First of all, credit for highlighting the potentiality of this double feature must go to my friend Rachael Jones, who mentioned it following a screening of Speed for my podcast The Cinematologists. As soon as she said “you should watch Paterson now” something clicked. It’s a perfect double bill, not least because of the full-on exhilaration of the Jan de Bont directed, Keanu and Sandra starring action movie from 1994 being followed by the slow release exhilaration of Jim Jarmusch’s poetic meditation on life from 2016 starring Adam Driver.
The reason it struck me as so perfect is that, for me personally, the films are so meaningful as symbols of my life and cinephilia. The central motif of the bus in both films is a way of understanding myself at the pinnacle moments in my life when I first saw these films in the cinema at the time of release. A lot changed for me in the 22 intervening years between Speed and Paterson. In ways, that amount of time changes things for everyone should they be fortunate enough to live that long, and it’s undeniable how those two buses, commandeered by Keanu and driven by Driver, symbolise who I was and am.
16 years old and hurtling towards adulthood with a firm grip on who I thought I was, only to realise later that it was me just trying to keep it together to move forward at all, let alone with any purpose. I felt unstoppable, and greeted the oncoming threats of the world as gaps to be jumped, hard rights to be steered round at full speed on two wheels, bombs to be diffused with seconds to spare and me being flung to safety in the arms of a beloved to the strains of a swelling orchestral score. The propulsion of everything at 16 years old was part of the fabric of Speed and its special construction. Its dedication to the form of spectacle – aligned with the coolness of Keanu and the chemistry between him and the sublime Sandra Bullock – have meant it’s aged gracefully, its unique composition in the field of action movies preserved in amber.
39 years old and braking towards my forties, I no longer want to hurtle, but rather navigate slow, regular circuits around the life I’ve built and experience the joy and contentment of the routine, of the sometimes new but more often than not familiar faces of my communities.
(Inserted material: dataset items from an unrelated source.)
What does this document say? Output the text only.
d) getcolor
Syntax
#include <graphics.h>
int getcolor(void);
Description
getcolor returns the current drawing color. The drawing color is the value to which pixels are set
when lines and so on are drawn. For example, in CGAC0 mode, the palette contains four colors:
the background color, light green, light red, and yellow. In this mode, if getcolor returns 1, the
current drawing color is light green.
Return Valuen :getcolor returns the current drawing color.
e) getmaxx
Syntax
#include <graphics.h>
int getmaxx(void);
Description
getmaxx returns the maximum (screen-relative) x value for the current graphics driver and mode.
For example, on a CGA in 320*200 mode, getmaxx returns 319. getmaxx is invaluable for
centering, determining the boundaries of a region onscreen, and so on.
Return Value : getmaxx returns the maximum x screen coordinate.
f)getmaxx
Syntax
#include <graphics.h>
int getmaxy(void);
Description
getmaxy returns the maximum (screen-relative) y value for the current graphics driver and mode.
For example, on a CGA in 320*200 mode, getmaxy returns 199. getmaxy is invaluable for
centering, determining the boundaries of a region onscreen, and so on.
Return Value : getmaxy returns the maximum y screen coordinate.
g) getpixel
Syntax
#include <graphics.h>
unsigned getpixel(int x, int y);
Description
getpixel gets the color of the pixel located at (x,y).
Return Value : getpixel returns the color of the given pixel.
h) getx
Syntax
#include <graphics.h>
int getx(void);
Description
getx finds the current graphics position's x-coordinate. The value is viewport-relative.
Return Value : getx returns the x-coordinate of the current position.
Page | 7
I want to walk the dog, spend evenings writing and listening to my loved one’s day. I want what Paterson has in Paterson. Thankfully, I have it, and can reflect upon that exhilaratingly paced period of my life with fondness and nostalgia and see myself there and relive through muscle memory the adrenaline of never knowing what was next. But give me tiny dramas and creation for the sake of it, ad infinitum. No more bombs, just love and poetry.